After a clean server install of 18.04, /etc/default/grub.d/50-curtin.cfg is

GRUB_CMDLINE_LINUX_DEFAULT=""

curtin is not installed on the server; this file should be removed when curtin is finished/removed.

Alternate fixes:
- change the file so it is not so destructive
- get the grub people to change their script so overwriting like this is detected + reported

e.g.
sudo update-grub
/etc/default/grub.d/50-curtin.cfg is over-riding /etc/default/grub's GRUB_CMDLINE_LINUX_DEFAULT

Revision history for this message
Scott Moser (smoser) wrote :

I dug a bit on this.
curtin sets 3 things:
 - GRUB_CMDLINE_LINUX_DEFAULT : this is what people are most likely to be bothered by.
 - GRUB_DISABLE_OS_PROBER=true
 - GRUB_TERMINAL=console

grub somewhat manages GRUB_CMDLINE_LINUX_DEFAULT via 'ucf' and 'debconf' [1].
So what I'm thinking right now is that the right thing for us to do is
edit the setting in /etc/default/grub directly for GRUB_CMDLINE_LINUX_DEFAULT.
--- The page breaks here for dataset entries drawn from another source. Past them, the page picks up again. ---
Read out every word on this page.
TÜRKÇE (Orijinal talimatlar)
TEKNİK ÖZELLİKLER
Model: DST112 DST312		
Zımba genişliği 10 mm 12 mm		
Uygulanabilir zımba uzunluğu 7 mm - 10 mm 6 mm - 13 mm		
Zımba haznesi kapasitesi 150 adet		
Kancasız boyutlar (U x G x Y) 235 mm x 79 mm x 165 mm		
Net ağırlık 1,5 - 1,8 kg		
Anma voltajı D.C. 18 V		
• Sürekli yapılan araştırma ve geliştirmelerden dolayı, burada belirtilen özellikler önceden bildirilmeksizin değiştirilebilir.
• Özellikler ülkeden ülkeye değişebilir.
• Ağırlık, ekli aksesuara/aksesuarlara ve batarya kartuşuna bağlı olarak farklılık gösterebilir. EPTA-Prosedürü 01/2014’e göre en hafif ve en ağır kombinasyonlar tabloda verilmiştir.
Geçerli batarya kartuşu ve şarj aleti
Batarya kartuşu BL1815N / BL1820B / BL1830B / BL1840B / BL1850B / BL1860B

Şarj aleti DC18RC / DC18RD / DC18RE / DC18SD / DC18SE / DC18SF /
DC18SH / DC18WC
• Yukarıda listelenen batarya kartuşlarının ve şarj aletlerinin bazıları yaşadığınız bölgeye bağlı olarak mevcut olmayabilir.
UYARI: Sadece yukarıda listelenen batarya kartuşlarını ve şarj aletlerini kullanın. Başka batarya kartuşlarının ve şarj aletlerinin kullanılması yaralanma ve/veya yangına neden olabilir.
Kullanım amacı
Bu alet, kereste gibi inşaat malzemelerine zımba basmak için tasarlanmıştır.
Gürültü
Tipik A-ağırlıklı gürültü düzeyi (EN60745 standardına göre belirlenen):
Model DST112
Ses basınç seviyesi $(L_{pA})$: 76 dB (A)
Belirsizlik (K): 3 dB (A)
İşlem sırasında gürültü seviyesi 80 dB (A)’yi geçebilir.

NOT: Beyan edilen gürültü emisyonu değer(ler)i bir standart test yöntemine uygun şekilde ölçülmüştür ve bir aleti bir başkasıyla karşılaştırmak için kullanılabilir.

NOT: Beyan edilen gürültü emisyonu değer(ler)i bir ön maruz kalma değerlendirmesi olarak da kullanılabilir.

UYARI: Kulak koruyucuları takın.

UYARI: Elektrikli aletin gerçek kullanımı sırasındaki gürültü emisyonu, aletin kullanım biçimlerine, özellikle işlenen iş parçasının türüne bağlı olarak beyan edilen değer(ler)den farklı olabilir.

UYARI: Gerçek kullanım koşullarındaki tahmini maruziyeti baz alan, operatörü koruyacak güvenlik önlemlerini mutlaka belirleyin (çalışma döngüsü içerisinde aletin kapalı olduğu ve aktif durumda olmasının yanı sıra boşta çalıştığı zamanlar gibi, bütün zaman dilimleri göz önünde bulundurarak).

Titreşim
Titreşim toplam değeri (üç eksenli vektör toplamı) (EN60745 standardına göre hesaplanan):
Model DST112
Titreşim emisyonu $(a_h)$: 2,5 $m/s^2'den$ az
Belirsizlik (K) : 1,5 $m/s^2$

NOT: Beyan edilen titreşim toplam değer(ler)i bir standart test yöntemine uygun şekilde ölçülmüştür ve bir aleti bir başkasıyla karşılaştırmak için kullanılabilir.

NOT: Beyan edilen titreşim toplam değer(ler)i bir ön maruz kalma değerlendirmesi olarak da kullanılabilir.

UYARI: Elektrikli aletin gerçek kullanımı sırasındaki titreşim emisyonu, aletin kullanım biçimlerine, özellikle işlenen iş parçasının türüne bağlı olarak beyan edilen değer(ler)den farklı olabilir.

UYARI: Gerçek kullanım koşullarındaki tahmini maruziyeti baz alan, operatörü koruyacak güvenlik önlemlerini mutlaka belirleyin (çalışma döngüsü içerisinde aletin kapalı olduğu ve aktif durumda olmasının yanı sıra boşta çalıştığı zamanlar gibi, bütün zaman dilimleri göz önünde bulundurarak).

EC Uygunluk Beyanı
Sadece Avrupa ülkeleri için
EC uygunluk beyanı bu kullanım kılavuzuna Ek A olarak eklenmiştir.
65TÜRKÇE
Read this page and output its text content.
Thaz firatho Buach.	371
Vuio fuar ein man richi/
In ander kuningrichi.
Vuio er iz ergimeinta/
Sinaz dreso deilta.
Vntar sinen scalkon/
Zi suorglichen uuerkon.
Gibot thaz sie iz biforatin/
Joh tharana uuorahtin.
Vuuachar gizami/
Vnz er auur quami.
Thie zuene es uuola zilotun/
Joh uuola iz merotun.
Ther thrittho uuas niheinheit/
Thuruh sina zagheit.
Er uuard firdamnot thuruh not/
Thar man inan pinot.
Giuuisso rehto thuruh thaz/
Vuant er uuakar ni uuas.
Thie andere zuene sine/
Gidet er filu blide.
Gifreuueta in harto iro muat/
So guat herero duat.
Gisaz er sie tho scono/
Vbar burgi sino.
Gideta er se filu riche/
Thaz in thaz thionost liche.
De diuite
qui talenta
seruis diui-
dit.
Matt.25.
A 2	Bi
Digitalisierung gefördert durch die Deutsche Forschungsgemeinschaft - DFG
To my reading and understanding, it does not handle modifications we
are making.

[1] https://git.launchpad.net/ubuntu/+source/grub2/tree/debian/postinst.in#n375

Revision history for this message
Nobuto Murata (nobuto) wrote :

Or alternatively, curtin could write /etc/default/grub.d/50-curtin.cfg as:
GRUB_CMDLINE_LINUX_DEFAULT="$GRUB_CMDLINE_LINUX_DEFAULT <curtin specific options if any>"
So the variable in /etc/default/grub will be also respected by update-grub.

Revision history for this message
Nobuto Murata (nobuto) wrote :
Revision history for this message
Server Team CI bot (server-team-bot) wrote :

This bug is fixed with commit 22ad20db to curtin on branch master.
To view that commit see the following URL:
https://git.launchpad.net/curtin/commit/?id=22ad20db

Changed in curtin:
status: Triaged → Fix Committed
Revision history for this message
Ryan Harper (raharper) wrote : Fixed in curtin version 18.2.

This bug is believed to be fixed in curtin in version 18.2. If this is still a problem for you, please make a comment and set the state back to New

Thank you.

Changed in curtin:
status: Fix Committed → Fix Released
Revision history for this message
Evren Yurtesen (eyurtese-g) wrote :

I have Ubuntu 19.10 which was upgraded from Ubuntu 19.04. I seem to have the file `/etc/default/grub.d/50-curtin-settings.cfg` and causes this problem. It has the contents

```
GRUB_CMDLINE_LINUX_DEFAULT="maybe-ubiquity"
# Curtin disable grub os prober that might find other OS installs.
GRUB_DISABLE_OS_PROBER=true
GRUB_TERMINAL=console
```

Not sure what I am suppose to do with this file? The fix only effects installations which were never effected with this problem. I had to remove the `GRUB_CMDLINE_LINUX_DEFAULT="maybe-ubiquity"` line manually from there.

Revision history for this message
Thiago Martins (martinx) wrote :

The fact that the `GRUB_CMDLINE_LINUX_DEFAULT="quiet splash"` line is being silently ignored is disturbing.

Please make it print a warning or something!